Susan Rice and How Washington Works
Dirty politics stalls, but won't end, ambassador's career
It’s been a busy week for me here in Washington. The week started off with an all-day session focused on protecting our democracy and the right to vote. The next day was spent focusing on the Michigan Right-To-Work legislation that was introduced, passed and signed into law in the blink of an eye. Next up was a Senate Judiciary Subcommittee hearing on the school to prison pipeline, which robs our communities of so many young, promising people who may just need a little help. And yesterday, I spent the better part of my day visiting Senate offices along with some of the Black Women’s Roundtable, to discuss the treatment of Ambassador to the United Nations Susan Rice by Republicans. Shortly thereafter and much to the dismay of many, she withdrew her name from consideration for nomination. This was all in a week’s work. It’s this work that I hope will allow me to continue to build a solid foundation here in Washington that will help me far surpass my wildest ambition.

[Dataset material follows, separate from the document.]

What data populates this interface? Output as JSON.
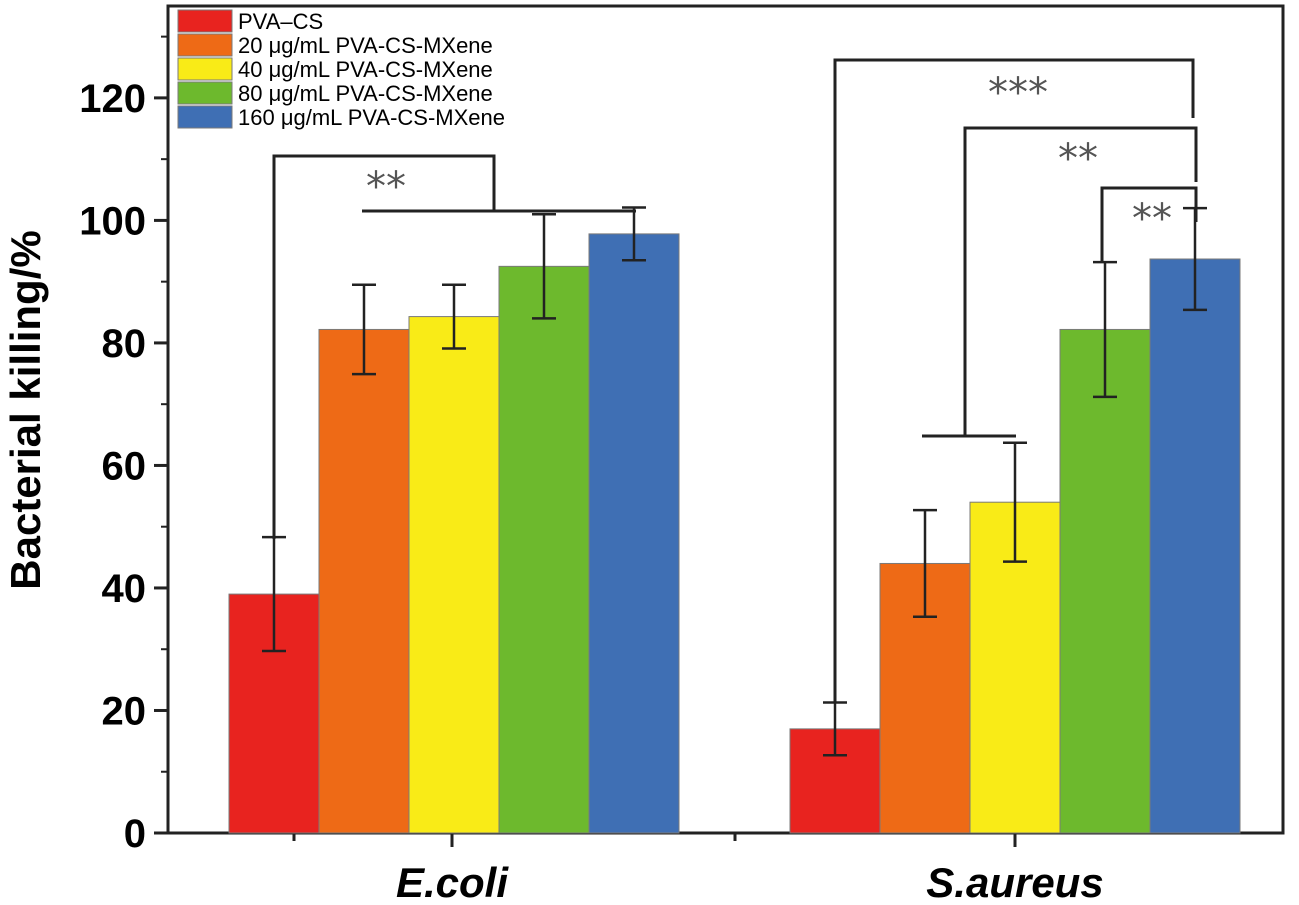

No political news outlet worth its salt will let Ambassador Susan Rice’s self-removal from consideration for the position of Secretary of State slide under the radar. Immediately after the 5 o’clock news yesterday, my father called me asking why she had “quit” as he put it. In his mind, she all but had the position. Like my father, many others thought that she would in fact be nominated. But if she had been nominated, there would certainly have been some people who would have done everything in their power to make sure she was not confirmed. Unfortunately for us all, they didn’t even wait until the nomination process began before starting the vetting process and putting her on trial, in some senses.
It’s an unfortunate situation. While many Republicans know that Ambassador Rice had nothing to do with what happened in Benghazi, Libya, that has not stopped them from pointing the finger in her direction for simply being a proxy during news shows after the attack to explain what happened. I won’t say that the intelligence she gave was accurate, because we all know at this point that what she said was erroneous. However, the burden of carrying Benghazi squarely on her back may have factored into her decision to step aside. The confusion over what really happened and why will be examined for days (and maybe longer in some circles), but at the end of the day, the fact that she can no longer be considered for the role is something that does not sit well with me.
Many people don’t realize how Washington works—the many politics at play and steps needed to get things done, the constant push and pull in many different directions, the need to focus on one thing and then quickly on another. The more I learn about how DC works, the more I admire Ambassador Rice, who is not much older than I am, but has accomplished so much. Her career path is incredible, and the imperfections, the lessons learned, are what make me more inspired. When I think about my own aspirations to lead and ascend to higher heights, I know that I am going to have some obstacles. I will make mistakes; I will fall down and hurt myself and maybe others. But more than anything, I will get back up. It’s what my parents have taught me since I was a little girl.
Ambassador Rice did what was asked of her by appearing on those TV shows to talk about Benghazi in the aftermath of the attack. She read and reread the intelligence briefs and she went on the shows saying what she thought she was supposed to. Because of it, she has been knocked around and suffered some bruising to her reputation. But I know without a doubt that this is not the end of Susan Rice’s career. Her star will continue to rise and I am glad to just be witness to it.